By Gianni Truzzi
Seattle PostGlobe Theater Critic
When a play cautions “adult” situations – including nudity and steamy sex – you can be sure that the behavior of the characters will be anything but adult.
And so it is with Craig Wright’s jagged and brief “Orange Flower Water,” bravely and eloquently staged by New Century Theatre Company. At the start of the marital battles involving two couples, each party sits in their corner like prizefighters awaiting the bell. The matches are fought between husband and wives, often each other’s, in that eternal arena of intimacy, passion and mistake, the bed.
The fledgling troupe is wrestling with itself, too, in launching second production. The acclaim for their first venture last autumn, the stunning expressionism of Elmer Rice’s “The Adding Machine,” raised expectations for this actor-driven team of stage veterans.
It begins with a stock scenario, in which pharmacist David (Hans Altwies) begins an affair with unhappy housewife Beth (Betsy Schwartz). We witness their first motel room tryst, the besotted man trying to sway his lover away from her guilt. “There is no god,” he pleads with her, but the harsh existential truths are just a way to talk her out of her panties.
The affair itself between these suburban soccer parents is banal, its fallout utterly predictable. They are suspected, revealed and confronted by their spouses, their marriages dissolve in acrimony.
This might, in less adept hands, be merely bland television fare. But Wright brings the skills in truthful, uncomfortable dialogue that has helped him to elevate that medium (for the popular cable series “Six Feet Under” and co-creator of “Dirty, Sexy Money”). He provides meat that this cast of talents hungrily, and bloodily, rips into.
Schwartz neatly captures Beth’s Cinderella complex, inviting rescue through her confusion and weakness.

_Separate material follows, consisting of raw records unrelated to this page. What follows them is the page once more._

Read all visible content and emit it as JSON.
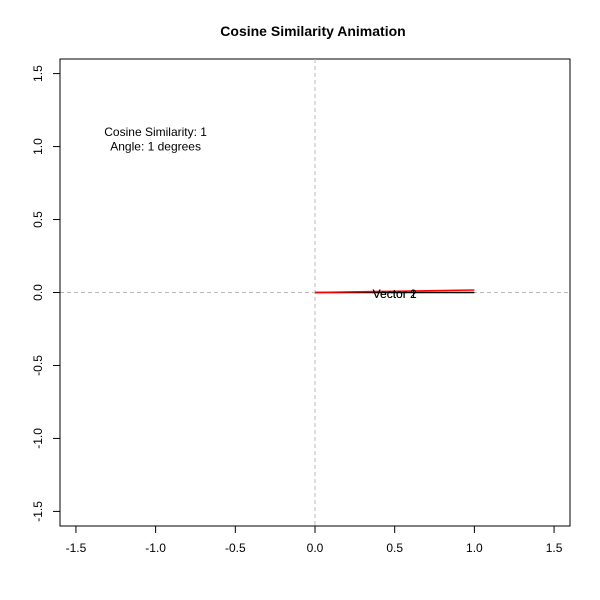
{
  "chart_data": {
    "type": "line",
    "title": "Cosine Similarity Animation",
    "xlabel": "",
    "ylabel": "",
    "xlim": [
      -1.6,
      1.6
    ],
    "ylim": [
      -1.6,
      1.6
    ],
    "x_ticks": [
      -1.5,
      -1.0,
      -0.5,
      0.0,
      0.5,
      1.0,
      1.5
    ],
    "x_tick_labels": [
      "-1.5",
      "-1.0",
      "-0.5",
      "0.0",
      "0.5",
      "1.0",
      "1.5"
    ],
    "y_ticks": [
      -1.5,
      -1.0,
      -0.5,
      0.0,
      0.5,
      1.0,
      1.5
    ],
    "y_tick_labels": [
      "-1.5",
      "-1.0",
      "-0.5",
      "0.0",
      "0.5",
      "1.0",
      "1.5"
    ],
    "grid": false,
    "reference_lines": [
      {
        "orientation": "vertical",
        "value": 0,
        "color": "#bbbbbb",
        "style": "dashed"
      },
      {
        "orientation": "horizontal",
        "value": 0,
        "color": "#bbbbbb",
        "style": "dashed"
      }
    ],
    "series": [
      {
        "name": "Vector 1",
        "color": "#000000",
        "points": [
          [
            0,
            0
          ],
          [
            1.0,
            0.0
          ]
        ],
        "label_at": [
          0.5,
          -0.01
        ]
      },
      {
        "name": "Vector 2",
        "color": "#ff0000",
        "points": [
          [
            0,
            0
          ],
          [
            0.99985,
            0.01745
          ]
        ],
        "label_at": [
          0.5,
          -0.01
        ]
      }
    ],
    "annotations": [
      {
        "text": "Cosine Similarity: 1",
        "x": -1.0,
        "y": 1.1
      },
      {
        "text": "Angle: 1 degrees",
        "x": -1.0,
        "y": 1.0
      }
    ]
  }
}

It’s only in the final moments of confontation that she asserts herself with her knuckle-dragger husband Brad, played swarthily and convincingly by Ray Gonzalez.
Jennifer Lee Taylor plumbs the contradictions of David’s spurned wife Cathy. She is Beth’s opposite: a capable, self-aware working mother and confident partner. David’s perfidy weakens her, and Taylor matches Cathy’s newfound vulnerability with a final burst of sexual aggressiveness, hotly astride her lost husband in demanding break-up sex.

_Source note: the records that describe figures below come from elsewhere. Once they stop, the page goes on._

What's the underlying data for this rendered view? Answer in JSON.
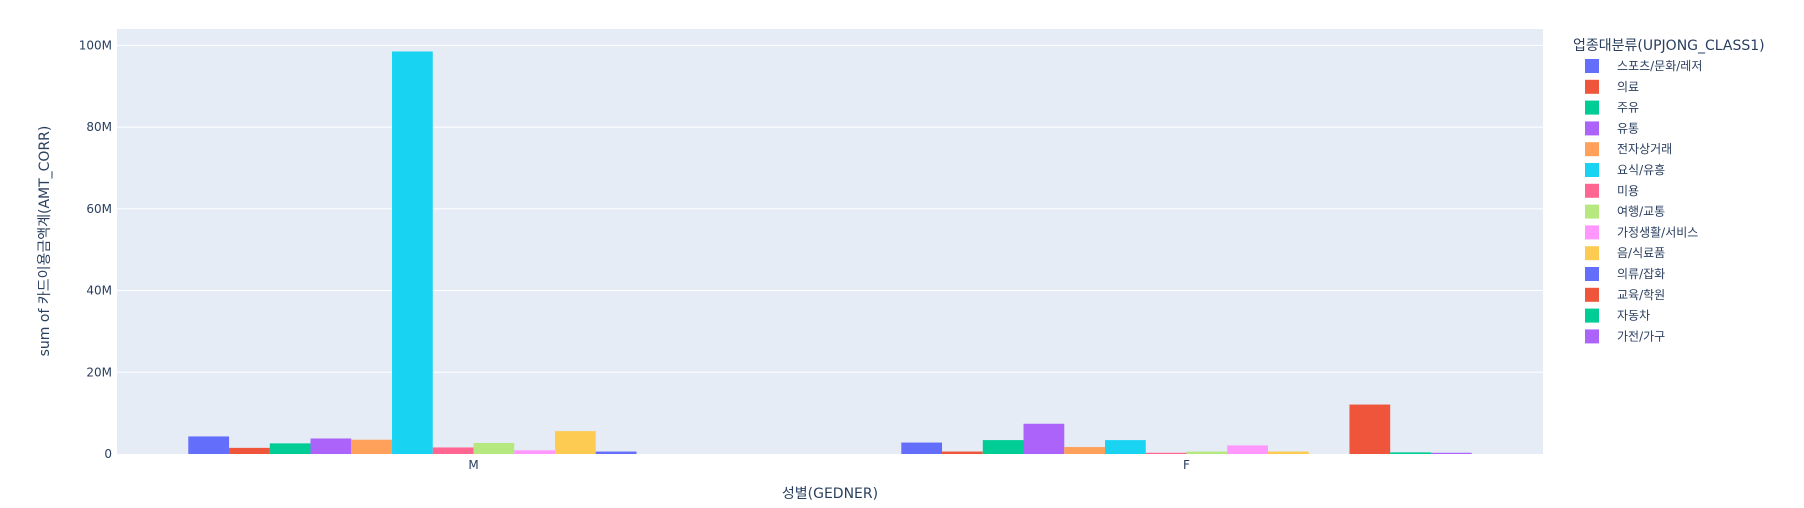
{
  "chart_data": {
    "type": "bar",
    "barmode": "group",
    "xlabel": "성별(GEDNER)",
    "ylabel": "sum of 카드이용금액계(AMT_CORR)",
    "categories": [
      "M",
      "F"
    ],
    "ylim": [
      0,
      104000000
    ],
    "y_ticks": [
      {
        "value": 0,
        "label": "0"
      },
      {
        "value": 20000000,
        "label": "20M"
      },
      {
        "value": 40000000,
        "label": "40M"
      },
      {
        "value": 60000000,
        "label": "60M"
      },
      {
        "value": 80000000,
        "label": "80M"
      },
      {
        "value": 100000000,
        "label": "100M"
      }
    ],
    "grid": true,
    "legend": {
      "title": "업종대분류(UPJONG_CLASS1)",
      "position": "right"
    },
    "series": [
      {
        "name": "스포츠/문화/레저",
        "color": "#636efa",
        "values": [
          4300000,
          2800000
        ]
      },
      {
        "name": "의료",
        "color": "#ef553b",
        "values": [
          1500000,
          600000
        ]
      },
      {
        "name": "주유",
        "color": "#00cc96",
        "values": [
          2600000,
          3400000
        ]
      },
      {
        "name": "유통",
        "color": "#ab63fa",
        "values": [
          3800000,
          7400000
        ]
      },
      {
        "name": "전자상거래",
        "color": "#ffa15a",
        "values": [
          3500000,
          1700000
        ]
      },
      {
        "name": "요식/유흥",
        "color": "#19d3f3",
        "values": [
          98500000,
          3400000
        ]
      },
      {
        "name": "미용",
        "color": "#ff6692",
        "values": [
          1600000,
          300000
        ]
      },
      {
        "name": "여행/교통",
        "color": "#b6e880",
        "values": [
          2700000,
          600000
        ]
      },
      {
        "name": "가정생활/서비스",
        "color": "#ff97ff",
        "values": [
          900000,
          2100000
        ]
      },
      {
        "name": "음/식료품",
        "color": "#fecb52",
        "values": [
          5600000,
          600000
        ]
      },
      {
        "name": "의류/잡화",
        "color": "#636efa",
        "values": [
          600000,
          0
        ]
      },
      {
        "name": "교육/학원",
        "color": "#ef553b",
        "values": [
          0,
          12100000
        ]
      },
      {
        "name": "자동차",
        "color": "#00cc96",
        "values": [
          0,
          400000
        ]
      },
      {
        "name": "가전/가구",
        "color": "#ab63fa",
        "values": [
          0,
          300000
        ]
      }
    ]
  }
}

Surprisingly, it is Altwies who seems out of place, his formidable presence overshadowing the clumsy inner weakness that must lie at David’s core. What else but a desire to be the hero that self-sufficient Cathy won’t allow him to be drive him into the arms of the dishrag Beth? Altwies’ very strength as an actor – his embodiment of command – works against him here.
There is a cultivated flimsiness to Matthew Smucker’s set design, its hastily laid walls of scrap lumber making real the characters’ shambling exposure. The birch branches oddly intruding suggest the persistence of life into their contrivance of shelter.
That theme, which Wright tries to impose in a too-neat wrap-up at the end of the packed hour, doesn’t quite comport with the pain and confusion we have seen. Director Allison Narver wisely doesn’t force it, either. In allowing her actors to work truthfully, the play’s own truths emerge on their own.
A betrayal may be at the heart of this piercingly emotional tale of cleaved marriages, but New Century has certainly kept faith with its audience.